One of Mississippi State’s own, David Shaw, has recently been selected as the vice president of research and economic development.
Shaw began his term Jan. 1 succeeding Kirk Schulz, who left to become president of Kansas State University.
Dean of Engineering Sarah Rajala served as chairman of the search committee that selected Shaw. The committee worked for about six months advertising the position, recruiting and reviewing applications. Applicants were narrowed down to 10 and then to four. Rajala said all the final candidates had outstanding credentials, but Shaw was in a unique position.
“He was the only internal candidate and as such, he certainly had a strong working knowledge of Mississippi State as far as who we are and where we want to go,” Rajala said.
Shaw has been a part of the land grant university’s faculty since 1985. His roots in weed science and agriculture were planted in Oklahoma.
Studying agriculture as an undergraduate student at Cameron University, Shaw said he chose the small college because it was close to his hometown.
“I was actually farming full time with my family, so in order to be able to get my degree I needed a university that could work with that schedule,” he said.
After finishing his bachelor’s degree, Shaw said he planned on returning to his family’s farm. It was not until March of his senior year that he decided to further his education. Through excellent mentorship and advising, he said he was steered to graduate school.
“Once I began working on my degrees, it became clear to me that a faculty position was what I was most interested in, and suited for,” Shaw said. “And I’ve never regretted that decision.”
He went on to achieve both his master’s and doctorate in weed science from Oklahoma State University. Shaw began his career as an assistant professor of weed science at Mississippi State 25 years ago.
“OSU in many, many ways reminds me of MSU, and when I interviewed here I felt that I was very well suited because of the similarities,” Shaw said.
From 1998, Shaw led an effort, which led to funding of the Remote Sensing Technologies Center with a NASA challenge grant. At the time it was the largest in the university’s history. He successfully developed a geospatial technologies certificate program at MSU during his leadership there until 2002.
Shaw was awarded the university’s highest honorary distinction as a William L. Giles Distinguished Professor in 1998.
“He has demonstrated success in terms of starting and leading research and clearly has outstanding communication skills working with people and the community,” Rajala said.
Shaw said he felt qualified for the position because of his time at MSU and his leadership of one of the largest research centers of the university.
“MSU has tremendous strengths in research, and even more opportunity in the future,” Shaw said. “We are also a strong economic engine for the state and region.”

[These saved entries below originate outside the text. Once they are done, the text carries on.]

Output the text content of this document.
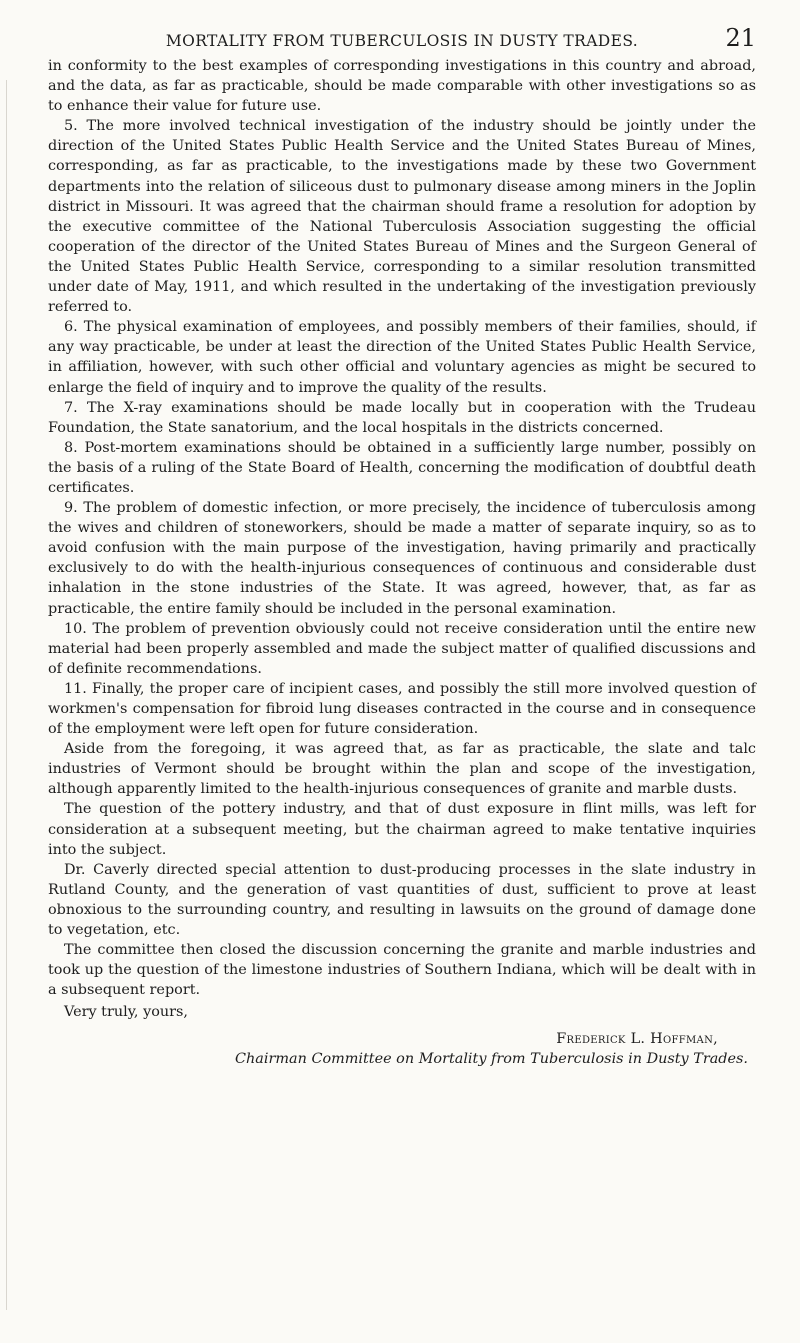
MORTALITY FROM TUBERCULOSIS IN DUSTY TRADES.	21

in conformity to the best examples of corresponding investigations in this country and abroad, and the data, as far as practicable, should be made comparable with other investigations so as to enhance their value for future use.

5. The more involved technical investigation of the industry should be jointly under the direction of the United States Public Health Service and the United States Bureau of Mines, corresponding, as far as practicable, to the investigations made by these two Government departments into the relation of siliceous dust to pulmonary disease among miners in the Joplin district in Missouri. It was agreed that the chairman should frame a resolution for adoption by the executive committee of the National Tuberculosis Association suggesting the official cooperation of the director of the United States Bureau of Mines and the Surgeon General of the United States Public Health Service, corresponding to a similar resolution transmitted under date of May, 1911, and which resulted in the undertaking of the investigation previously referred to.

6. The physical examination of employees, and possibly members of their families, should, if any way practicable, be under at least the direction of the United States Public Health Service, in affiliation, however, with such other official and voluntary agencies as might be secured to enlarge the field of inquiry and to improve the quality of the results.

7. The X-ray examinations should be made locally but in cooperation with the Trudeau Foundation, the State sanatorium, and the local hospitals in the districts concerned.

8. Post-mortem examinations should be obtained in a sufficiently large number, possibly on the basis of a ruling of the State Board of Health, concerning the modification of doubtful death certificates.

9. The problem of domestic infection, or more precisely, the incidence of tuberculosis among the wives and children of stoneworkers, should be made a matter of separate inquiry, so as to avoid confusion with the main purpose of the investigation, having primarily and practically exclusively to do with the health-injurious consequences of continuous and considerable dust inhalation in the stone industries of the State. It was agreed, however, that, as far as practicable, the entire family should be included in the personal examination.

10. The problem of prevention obviously could not receive consideration until the entire new material had been properly assembled and made the subject matter of qualified discussions and of definite recommendations.

11. Finally, the proper care of incipient cases, and possibly the still more involved question of workmen's compensation for fibroid lung diseases contracted in the course and in consequence of the employment were left open for future consideration.

Aside from the foregoing, it was agreed that, as far as practicable, the slate and talc industries of Vermont should be brought within the plan and scope of the investigation, although apparently limited to the health-injurious consequences of granite and marble dusts.

The question of the pottery industry, and that of dust exposure in flint mills, was left for consideration at a subsequent meeting, but the chairman agreed to make tentative inquiries into the subject.

Dr. Caverly directed special attention to dust-producing processes in the slate industry in Rutland County, and the generation of vast quantities of dust, sufficient to prove at least obnoxious to the surrounding country, and resulting in lawsuits on the ground of damage done to vegetation, etc.

The committee then closed the discussion concerning the granite and marble industries and took up the question of the limestone industries of Southern Indiana, which will be dealt with in a subsequent report.

Very truly, yours,

Frederick L. Hoffman,

Chairman Committee on Mortality from Tuberculosis in Dusty Trades.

With the tremendous opportunities to grow the research program, Shaw said his experience with agencies and industry compliment those opportunities.
“At the same time, we will be putting more focus on enhancing our reputation through scholarly works, competitive grants, and greater recognition of the outstanding faculty and students we have,” he said.
The research program at MSU is one of the primary factors, which differentiates the student experience here compared to other institutions, Shaw said.
“Outstanding research means that you have faculty in the classroom that are on the cutting edge of their disciplines; this in turn provides learning experiences for students that are truly unique,” Shaw said. “Research is also integrally linked with education, in that students have access to equipment and technologies that would not otherwise be available.”
Junior biological engineering major Emily Smith said the office of research and economic development allows students to get involved in research at an undergraduate level.
“Other schools make you wait until you’re a graduate student, so it gives us a lot of good experience,” she said.
Shaw has two children, Stacy and Russell. He has been married to his wife Sherri for 31 years.